La zone couvre environ 25 000 km² du plateau continental et est gérée par une agence basée à Dakar, actuellement présidée par l’ancien Premier ministre bissau-guinéen Artur Silva

 

La Guinée-Bissau et le Sénégal ont engagé mercredi, 1er juillet, à Dakar, de nouvelles négociations sur un accord pour l’exploration conjointe d’une zone frontalière considérée comme riche en poissons, pétrole et gaz, selon un communiqué publié par le ministère bissau-guinéen des Affaires étrangères.

La zone d’exploration conjointe (ZEC) entre la Guinée-Bissau et le Sénégal a été créée en 1993 après le règlement de leur différend frontalier devant les tribunaux internationaux.

La zone couvre environ 25 000 km² du plateau continental et est gérée par une agence basée à Dakar, actuellement présidée par l’ancien Premier ministre bissau-guinéen Artur Silva.

La ZEC est considérée comme riche en ressources halieutiques et en hydrocarbures (pétrole et gaz), mais est encore en phase de prospection.
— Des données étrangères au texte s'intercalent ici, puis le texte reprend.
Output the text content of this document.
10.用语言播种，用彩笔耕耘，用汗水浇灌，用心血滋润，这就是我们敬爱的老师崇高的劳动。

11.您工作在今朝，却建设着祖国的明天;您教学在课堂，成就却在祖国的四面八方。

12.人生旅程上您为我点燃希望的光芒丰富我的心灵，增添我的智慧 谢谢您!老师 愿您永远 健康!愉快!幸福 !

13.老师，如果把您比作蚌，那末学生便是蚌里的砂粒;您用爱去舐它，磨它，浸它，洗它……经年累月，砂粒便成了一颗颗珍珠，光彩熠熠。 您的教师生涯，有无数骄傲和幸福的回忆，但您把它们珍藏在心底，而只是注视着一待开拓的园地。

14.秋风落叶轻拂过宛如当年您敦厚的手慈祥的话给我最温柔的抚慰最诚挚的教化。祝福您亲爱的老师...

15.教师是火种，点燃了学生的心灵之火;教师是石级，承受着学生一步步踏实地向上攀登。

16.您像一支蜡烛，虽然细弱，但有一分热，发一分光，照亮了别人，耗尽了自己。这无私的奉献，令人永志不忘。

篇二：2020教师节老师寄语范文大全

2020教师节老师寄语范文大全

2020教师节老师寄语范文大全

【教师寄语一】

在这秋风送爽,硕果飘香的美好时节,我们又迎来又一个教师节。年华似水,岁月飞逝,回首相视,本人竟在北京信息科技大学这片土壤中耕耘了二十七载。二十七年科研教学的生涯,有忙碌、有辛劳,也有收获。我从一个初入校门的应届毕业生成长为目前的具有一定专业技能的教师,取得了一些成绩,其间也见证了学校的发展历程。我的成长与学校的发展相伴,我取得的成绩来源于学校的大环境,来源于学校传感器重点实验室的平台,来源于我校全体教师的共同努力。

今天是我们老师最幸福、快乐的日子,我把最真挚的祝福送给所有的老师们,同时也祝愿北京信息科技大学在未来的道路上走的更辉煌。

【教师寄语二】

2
Si du pétrole et du gaz y étaient découverts, la Guinée-Bissau profiterait de 15% de ces produits et le Sénégal de 85%, en vertu de l’accord conclu entre les deux pays.

La Guinée-Bissau souhaite une révision de cet accord afin de l’adapter à l’évolution du droit de la mer, selon le communiqué du ministère bissau-guinéen des Affaires étrangères.
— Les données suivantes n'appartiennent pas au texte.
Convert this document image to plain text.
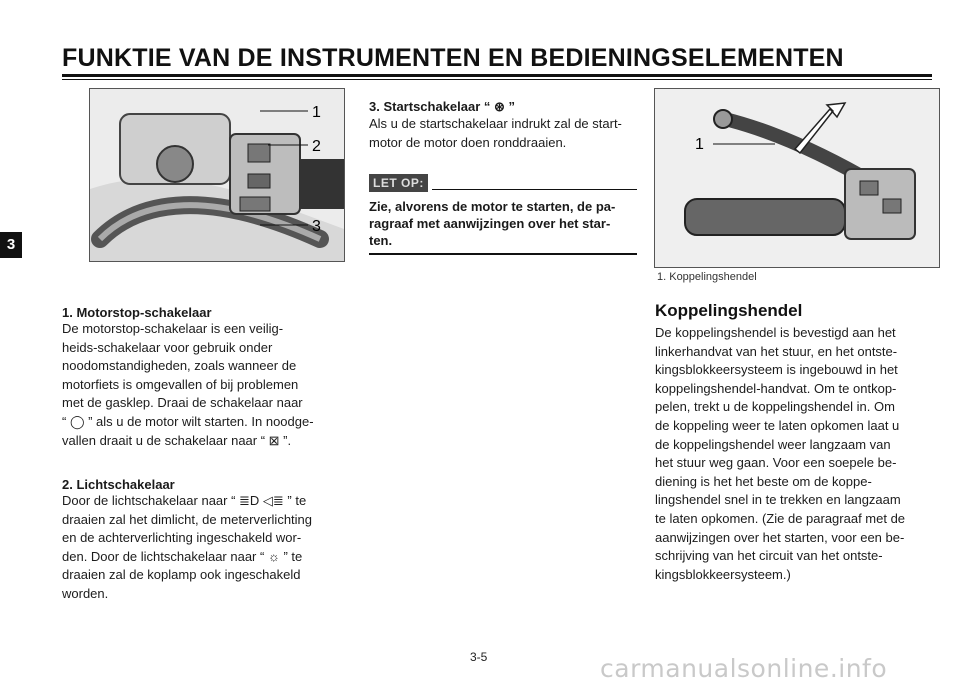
FUNKTIE VAN DE INSTRUMENTEN EN BEDIENINGSELEMENTEN
3
1
2
3
1
1. Koppelingshendel
1. Motorstop-schakelaar
De motorstop-schakelaar is een veilig-
heids-schakelaar voor gebruik onder
noodomstandigheden, zoals wanneer de
motorfiets is omgevallen of bij problemen
met de gasklep. Draai de schakelaar naar
“ ◯ ” als u de motor wilt starten. In noodge-
vallen draait u de schakelaar naar “ ⊠ ”.
2. Lichtschakelaar
Door de lichtschakelaar naar “ ≣D ◁≣ ” te
draaien zal het dimlicht, de meterverlichting
en de achterverlichting ingeschakeld wor-
den. Door de lichtschakelaar naar “ ☼ ” te
draaien zal de koplamp ook ingeschakeld
worden.
3. Startschakelaar “ ⊛ ”
Als u de startschakelaar indrukt zal de start-
motor de motor doen ronddraaien.
LET OP:
Zie, alvorens de motor te starten, de pa-
ragraaf met aanwijzingen over het star-
ten.
Koppelingshendel
De koppelingshendel is bevestigd aan het
linkerhandvat van het stuur, en het ontste-
kingsblokkeersysteem is ingebouwd in het
koppelingshendel-handvat. Om te ontkop-
pelen, trekt u de koppelingshendel in. Om
de koppeling weer te laten opkomen laat u
de koppelingshendel weer langzaam van
het stuur weg gaan. Voor een soepele be-
diening is het het beste om de koppe-
lingshendel snel in te trekken en langzaam
te laten opkomen. (Zie de paragraaf met de
aanwijzingen over het starten, voor een be-
schrijving van het circuit van het ontste-
kingsblokkeersysteem.)
3-5	carmanualsonline.info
Les deux gouvernements ont mis en place des commissions techniques à cet effet et se sont déjà réunis deux fois à Bissau et à Dakar.

Dans ce troisième cycle de négociations, organisé du 1er juillet au 03 juillet à Dakar, la Guinée-Bissau a réaffirmé sa détermination à revoir le cadre juridique de la zone maritime de développement commun et de coopération internationale, « conformément aux intérêts des deux pays ».

Ces derniers jours, plusieurs personnalités de la société civile bissau-guinéenne ont suggéré au président José Mario Vaz de demander l’annulation de la reprise des négociations avec le Sénégal, pour permettre un « grand débat national » sur le sujet et préparer une stratégie pour de nouvelles discussions.